Zero-waste scrunchies: Roake

Speaking of scrunchies, how great is it that since they came back into favour a few years ago, they don’t seem to be showing any signs of going away? Because they are the perfect size for using scraps of material that would otherwise be discarded during dressmaking. My local sustainable brand Roake does exactly this; sign me up for the gingham (obvs).

Do you have any favourite creators and makers you think I should know about? Leave comments below!


  1. Off_cut_clothing is another one to keep an eye on. It’s mostly children’s clothes but she also does adult jumpers and hoodies and she has done scrunchies and face cloths.

    Her business is designed around using reject items from baby bundles and off-cuts of fabric from other makers.

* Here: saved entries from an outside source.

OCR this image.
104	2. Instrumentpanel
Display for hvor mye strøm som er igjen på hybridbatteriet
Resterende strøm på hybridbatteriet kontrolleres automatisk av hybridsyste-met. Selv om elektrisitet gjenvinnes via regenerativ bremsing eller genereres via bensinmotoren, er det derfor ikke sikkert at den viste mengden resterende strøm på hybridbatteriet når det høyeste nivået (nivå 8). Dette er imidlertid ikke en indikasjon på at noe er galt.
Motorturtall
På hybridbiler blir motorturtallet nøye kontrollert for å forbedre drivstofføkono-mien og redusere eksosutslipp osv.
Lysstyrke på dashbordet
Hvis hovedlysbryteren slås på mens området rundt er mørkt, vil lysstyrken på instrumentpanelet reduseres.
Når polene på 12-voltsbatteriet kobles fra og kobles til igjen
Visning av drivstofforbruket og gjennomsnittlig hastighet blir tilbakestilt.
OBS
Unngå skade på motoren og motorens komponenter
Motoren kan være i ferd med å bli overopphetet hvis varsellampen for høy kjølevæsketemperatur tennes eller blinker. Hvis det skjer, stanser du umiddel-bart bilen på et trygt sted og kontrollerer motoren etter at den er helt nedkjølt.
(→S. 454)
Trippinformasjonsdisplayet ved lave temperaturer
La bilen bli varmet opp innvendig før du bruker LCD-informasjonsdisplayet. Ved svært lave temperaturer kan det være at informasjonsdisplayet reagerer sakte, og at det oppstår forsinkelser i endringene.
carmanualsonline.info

  2. Love this – such a great read and thankyou. Reading the other comments another sustainable kids to look at is Field play Kids x

  3. A friend of mine makes/recycles/upcycles clothes from charity shop buys such as duvet covers, etc and is teaching me to use a sewing machine. We’ve already made a dress from one side of a duvet cover and a lightweight dressing gown is emerging from the non-patterned side of the same cover. Next on the list is a top made from two pillow cases bought from a charity shop. Kate will also take commissions.

  4. My friend Kate makes/recycles/upcycles clothes, duvet covers, etc. She’s currently teaching me to use a sewing machine and so far we’ve made a dress from one side of a duvet cover. A lightweight dressing gown is emerging from the other side of the cover and next on the list is a top made from two pillowcases bought at a local charity shop. She also takes commissions.